A former hippie guru who hid out in Europe after murdering his ex-girlfriend 29 years ago has lost an appeal of his murder conviction.
A three-judge Superior Court panel rejected all 10 issues raised by Ira Einhorn, 66, who is serving life in prison without parole for the murder of Holly Maddux.
Einhorn, who spent nearly 17 years on the run in Europe, was convicted in absentia at an earlier trial but was granted a new one after he was caught in France.
He argued in his appeal that the Philadelphia judge who presided at his 2002 trial wrongly allowed prosecutors to show he abused other women; failed to sequester jurors; and refused to grant his wife immunity or allow her to testify by videotape from Europe.
“The trial court was well within its discretion to admit evidence of Einhorn’s past violence against women in order for the prosecution to prove a common scheme,” the Superior Court said in addressing the first issue.

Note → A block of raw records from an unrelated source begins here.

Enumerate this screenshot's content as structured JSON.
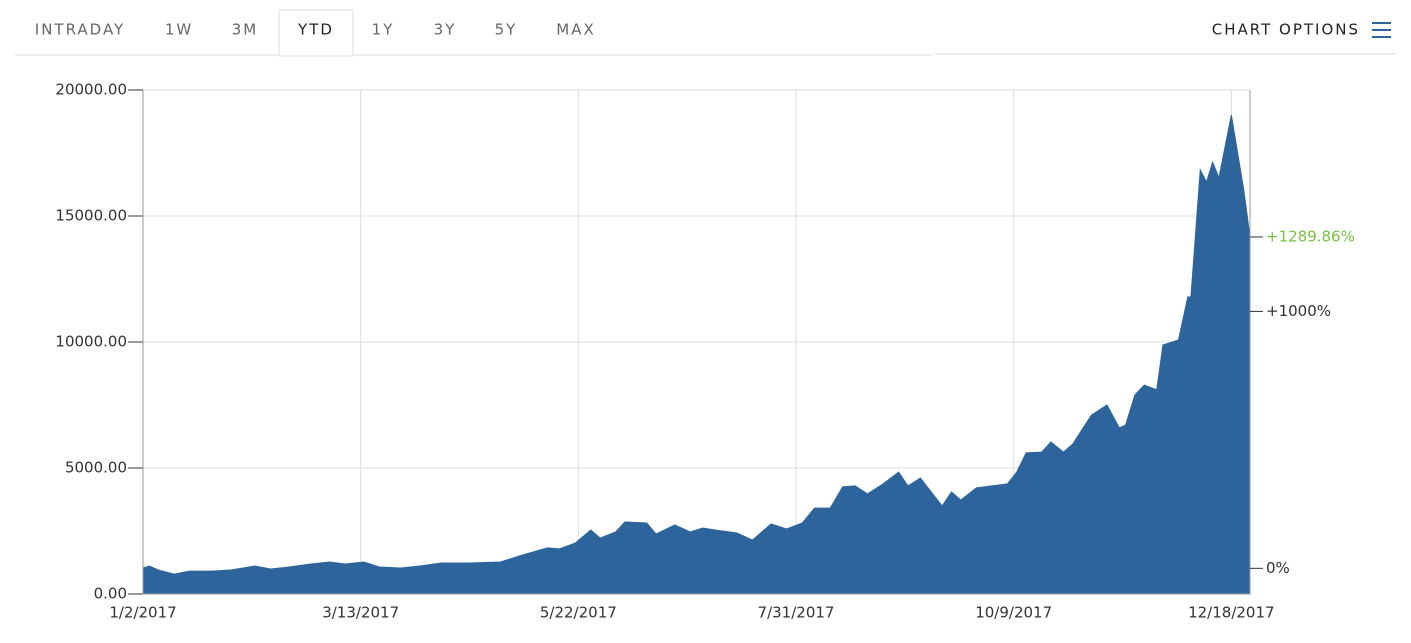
{
  "toolbar": {
    "tabs": [
      "INTRADAY",
      "1W",
      "3M",
      "YTD",
      "1Y",
      "3Y",
      "5Y",
      "MAX"
    ],
    "selected": 3,
    "options": "CHART OPTIONS"
  },
  "chart_data": {
    "type": "area",
    "color": "#2e649c",
    "grid": true,
    "x": [
      "2017-01-02",
      "2017-01-04",
      "2017-01-07",
      "2017-01-12",
      "2017-01-17",
      "2017-01-24",
      "2017-01-30",
      "2017-02-07",
      "2017-02-12",
      "2017-02-18",
      "2017-02-25",
      "2017-03-03",
      "2017-03-08",
      "2017-03-14",
      "2017-03-19",
      "2017-03-26",
      "2017-04-01",
      "2017-04-08",
      "2017-04-17",
      "2017-04-27",
      "2017-05-03",
      "2017-05-12",
      "2017-05-16",
      "2017-05-21",
      "2017-05-26",
      "2017-05-29",
      "2017-06-03",
      "2017-06-06",
      "2017-06-13",
      "2017-06-16",
      "2017-06-22",
      "2017-06-27",
      "2017-07-01",
      "2017-07-05",
      "2017-07-12",
      "2017-07-17",
      "2017-07-23",
      "2017-07-28",
      "2017-08-02",
      "2017-08-06",
      "2017-08-11",
      "2017-08-15",
      "2017-08-19",
      "2017-08-23",
      "2017-08-28",
      "2017-09-02",
      "2017-09-05",
      "2017-09-09",
      "2017-09-16",
      "2017-09-19",
      "2017-09-22",
      "2017-09-27",
      "2017-10-02",
      "2017-10-07",
      "2017-10-10",
      "2017-10-13",
      "2017-10-18",
      "2017-10-21",
      "2017-10-25",
      "2017-10-28",
      "2017-11-03",
      "2017-11-08",
      "2017-11-12",
      "2017-11-14",
      "2017-11-17",
      "2017-11-20",
      "2017-11-24",
      "2017-11-26",
      "2017-12-01",
      "2017-12-04",
      "2017-12-05",
      "2017-12-08",
      "2017-12-10",
      "2017-12-12",
      "2017-12-14",
      "2017-12-18",
      "2017-12-22",
      "2017-12-24"
    ],
    "values": [
      1030,
      1110,
      950,
      790,
      910,
      910,
      950,
      1110,
      990,
      1070,
      1190,
      1270,
      1190,
      1270,
      1070,
      1030,
      1110,
      1230,
      1230,
      1270,
      1510,
      1830,
      1790,
      2020,
      2540,
      2220,
      2460,
      2860,
      2820,
      2380,
      2740,
      2460,
      2620,
      2540,
      2420,
      2140,
      2780,
      2580,
      2820,
      3410,
      3410,
      4250,
      4290,
      3970,
      4370,
      4840,
      4290,
      4600,
      3490,
      4050,
      3730,
      4210,
      4290,
      4370,
      4840,
      5600,
      5630,
      6030,
      5630,
      5950,
      7100,
      7500,
      6590,
      6710,
      7900,
      8290,
      8100,
      9880,
      10080,
      11790,
      11790,
      16830,
      16350,
      17140,
      16510,
      19010,
      16030,
      14170
    ],
    "xlim": [
      "2017-01-02",
      "2017-12-24"
    ],
    "xticks": [
      {
        "value": "2017-01-02",
        "label": "1/2/2017"
      },
      {
        "value": "2017-03-13",
        "label": "3/13/2017"
      },
      {
        "value": "2017-05-22",
        "label": "5/22/2017"
      },
      {
        "value": "2017-07-31",
        "label": "7/31/2017"
      },
      {
        "value": "2017-10-09",
        "label": "10/9/2017"
      },
      {
        "value": "2017-12-18",
        "label": "12/18/2017"
      }
    ],
    "ylim": [
      0,
      20000
    ],
    "yticks": [
      {
        "value": 0,
        "label": "0.00"
      },
      {
        "value": 5000,
        "label": "5000.00"
      },
      {
        "value": 10000,
        "label": "10000.00"
      },
      {
        "value": 15000,
        "label": "15000.00"
      },
      {
        "value": 20000,
        "label": "20000.00"
      }
    ],
    "y2lim": [
      -100,
      1862
    ],
    "y2ticks": [
      {
        "value": 0,
        "label": "0%"
      },
      {
        "value": 1000,
        "label": "+1000%"
      }
    ],
    "current_change": {
      "value": 1289.86,
      "label": "+1289.86%",
      "color": "#7ac143"
    }
  }
}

The unanimous ruling was issued late Tuesday.
Einhorn’s wife, Swedish-born Annika Flodin, declined to come to the U.S. to testify, fearing she might be arrested for aiding a fugitive. They had married while Einhorn was on the run.
Friends and family members testified that Maddux, 30, had been planning to leave Einhorn before she disappeared in 1977. Her mummified remains were found 18 months later in a locked steamer trunk in the West Philadelphia apartment they shared.
“For the sake of Holly Maddux and her family, we are very pleased by the court’s decision to reject Ira Einhorn’s appeal,” Philadelphia District Attorney Lynne Abraham said Wednesday. “We are determined to counter any effort that he might make.”